People love to point out the troublesome political and ethical statements present in them, some going as far as proclaiming them to have a right-wing, jingoistic agenda. People point to things like their glowingly positive portrayal of the American Armed Forces, and the villains of the piece being portrayed as irredeemably monstrous things that can never be trusted or negotiated with, only killed on sight, and they point to the current political climate.

My response has always been to wonder if that’s true, or if they’re simply shallow action movies created for the sake of shallow action movies, and that we’re thinking far more about the meaning and statement of the films than anyone involved in the production did.

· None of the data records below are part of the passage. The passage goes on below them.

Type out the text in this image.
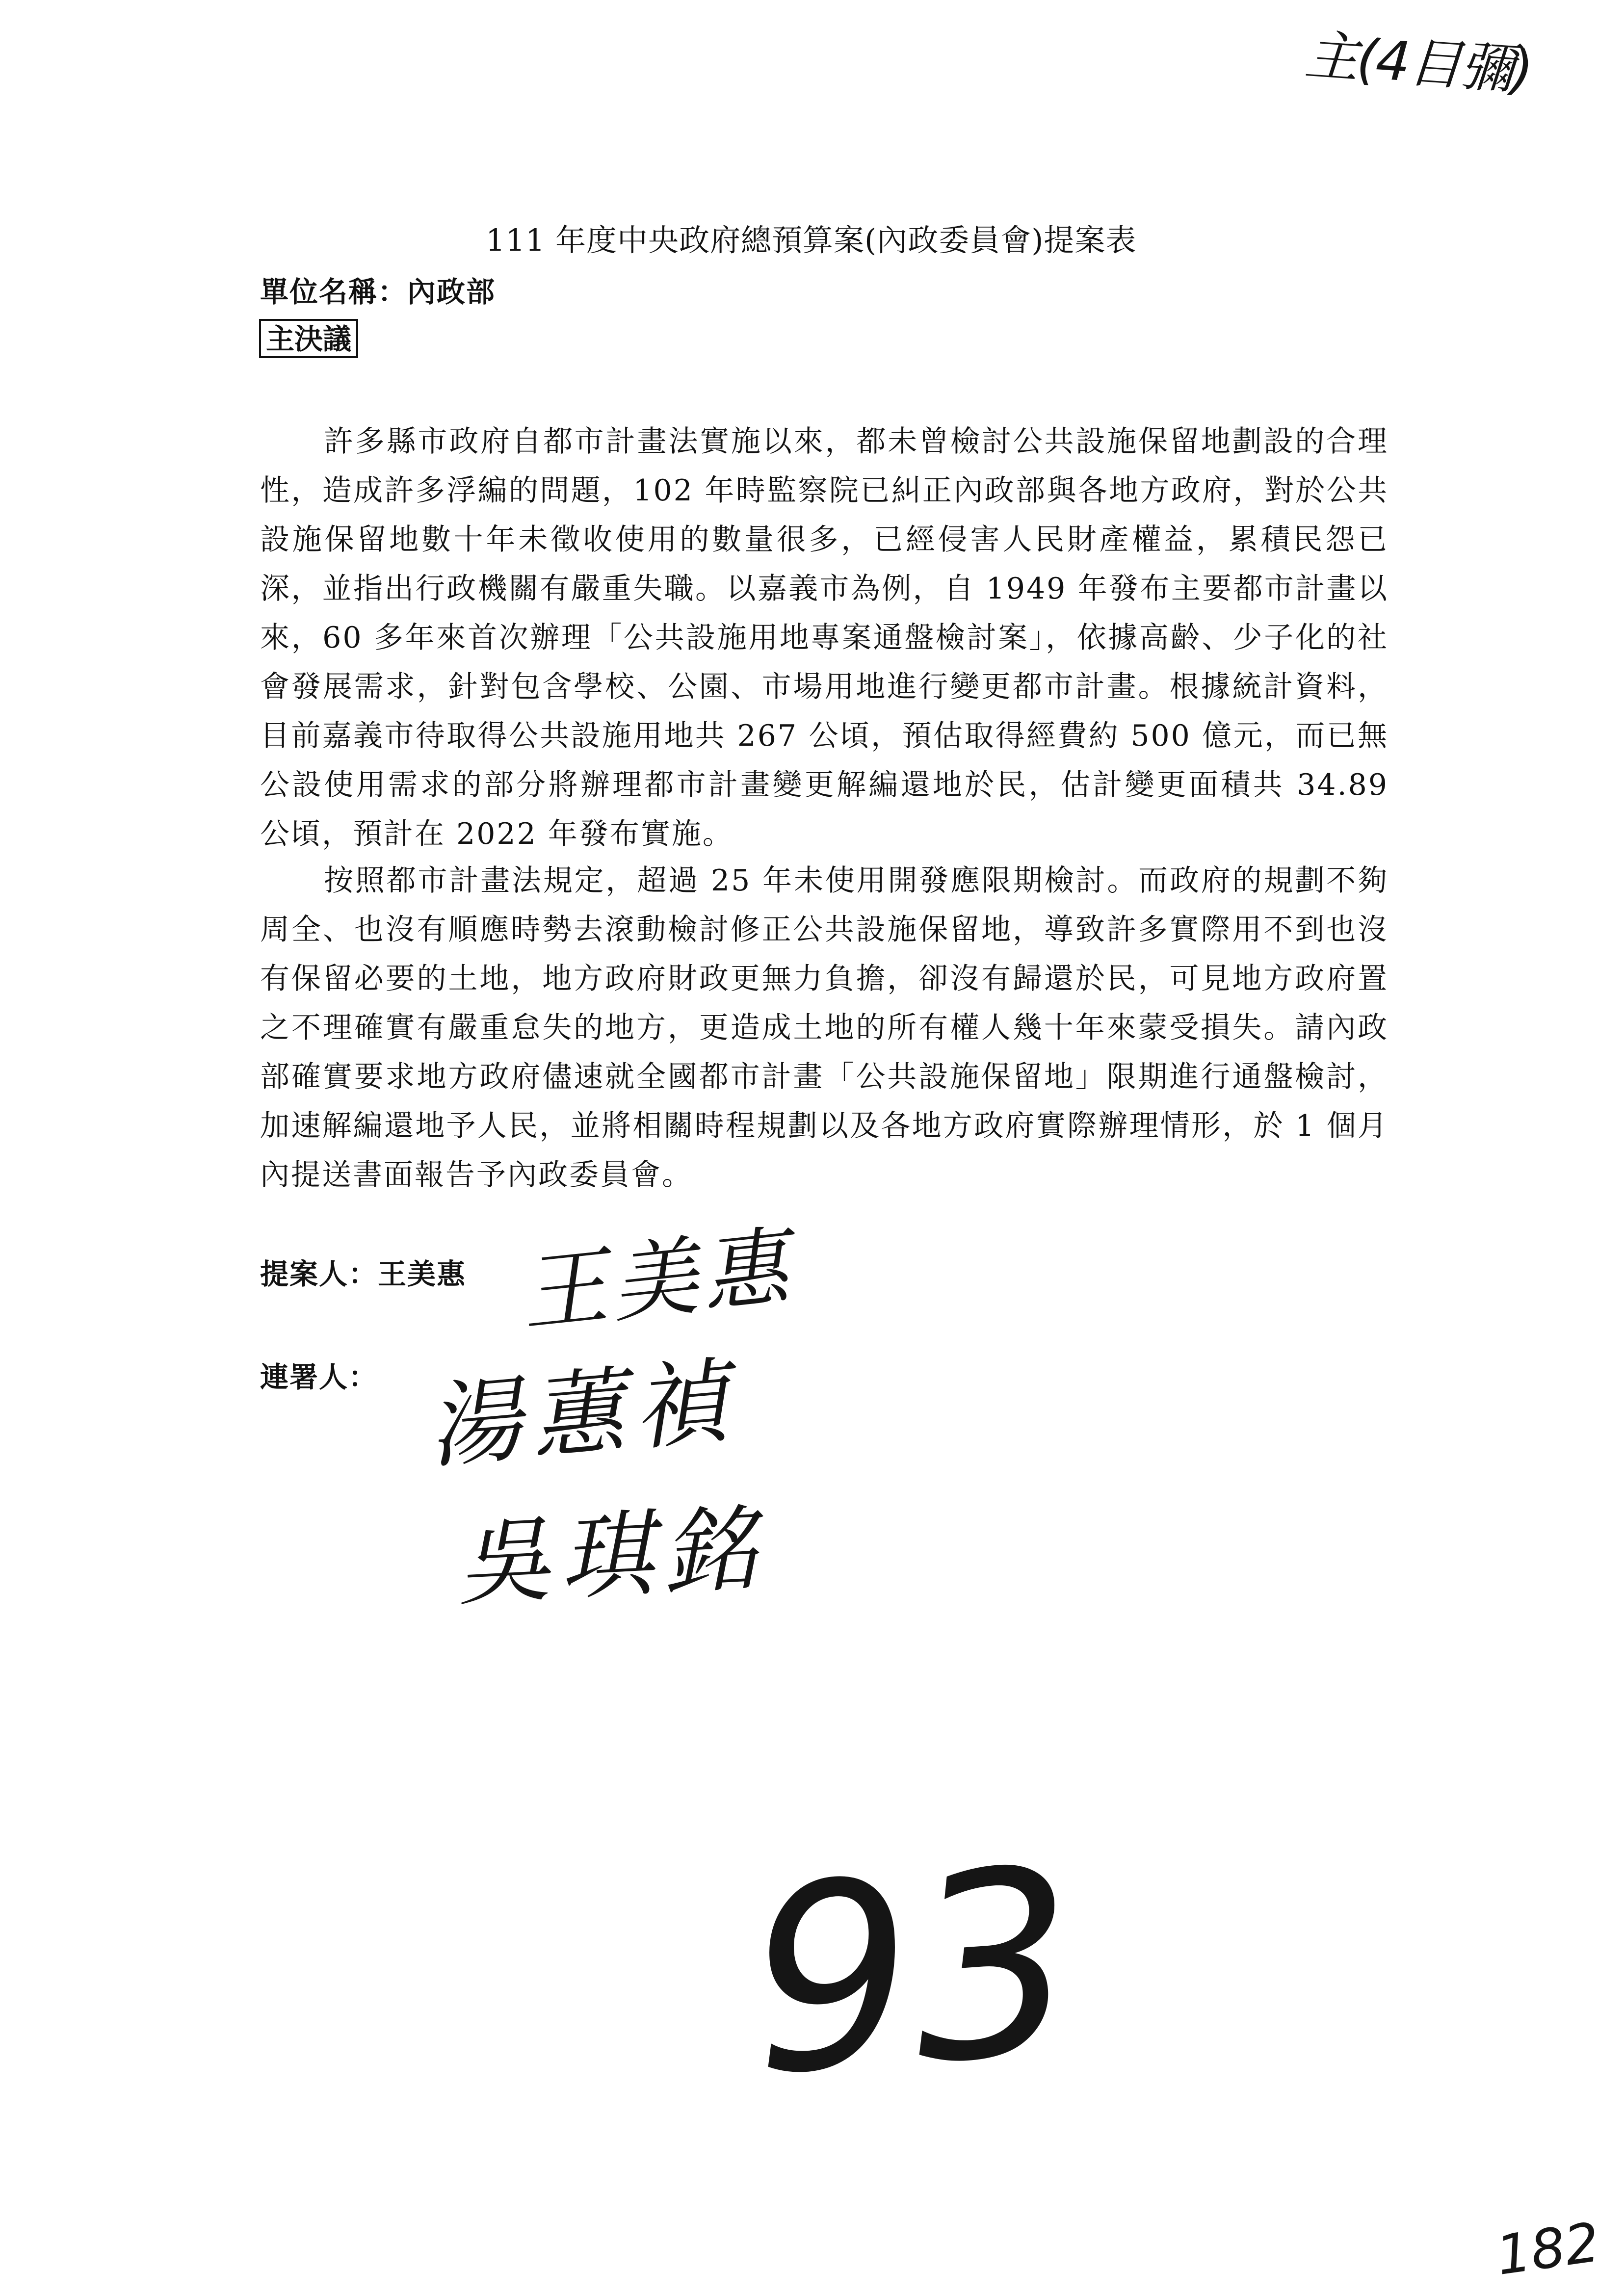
主(4目彌)
111 年度中央政府總預算案(內政委員會)提案表
單位名稱：內政部
主決議

許多縣市政府自都市計畫法實施以來，都未曾檢討公共設施保留地劃設的合理性，造成許多浮編的問題，102 年時監察院已糾正內政部與各地方政府，對於公共設施保留地數十年未徵收使用的數量很多，已經侵害人民財產權益，累積民怨已深，並指出行政機關有嚴重失職。以嘉義市為例，自 1949 年發布主要都市計畫以來，60 多年來首次辦理「公共設施用地專案通盤檢討案」，依據高齡、少子化的社會發展需求，針對包含學校、公園、市場用地進行變更都市計畫。根據統計資料，目前嘉義市待取得公共設施用地共 267 公頃，預估取得經費約 500 億元，而已無公設使用需求的部分將辦理都市計畫變更解編還地於民，估計變更面積共 34.89 公頃，預計在 2022 年發布實施。

按照都市計畫法規定，超過 25 年未使用開發應限期檢討。而政府的規劃不夠周全、也沒有順應時勢去滾動檢討修正公共設施保留地，導致許多實際用不到也沒有保留必要的土地，地方政府財政更無力負擔，卻沒有歸還於民，可見地方政府置之不理確實有嚴重怠失的地方，更造成土地的所有權人幾十年來蒙受損失。請內政部確實要求地方政府儘速就全國都市計畫「公共設施保留地」限期進行通盤檢討，加速解編還地予人民，並將相關時程規劃以及各地方政府實際辦理情形，於 1 個月內提送書面報告予內政委員會。

提案人：王美惠 王美惠
連署人： 湯蕙禎
吳琪銘
93
182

This is all not to say that armchair analysis is bad, not at all. Questioning the media is an important part of living as an informed citizen in the modern world. Pointing out and being aware of problems and bias in that media will make you less prone to influence, and perhaps lead to the creation of better, more neutral media. It’s the perpetual assumption that the makers of said media are conspiring to promote an angle, and influence society in a particular way. I’m sure that’s true some places, but it shouldn’t be thought of as universal. Sometimes some people that work for a soap company want to make something nice for women, and don’t analyze it hard enough to notice a potential moral backfire. Sometimes high-powered movie makers crank out a shallow blockbuster, and don’t put enough thought in it to realize potential political ramifications.

I guess, if there’s anything to be gleaned from this, it’s that questioning is fine, but question the questioning at the same time, and don’t automatically knee-jerk your opinion too far in the opposite direction.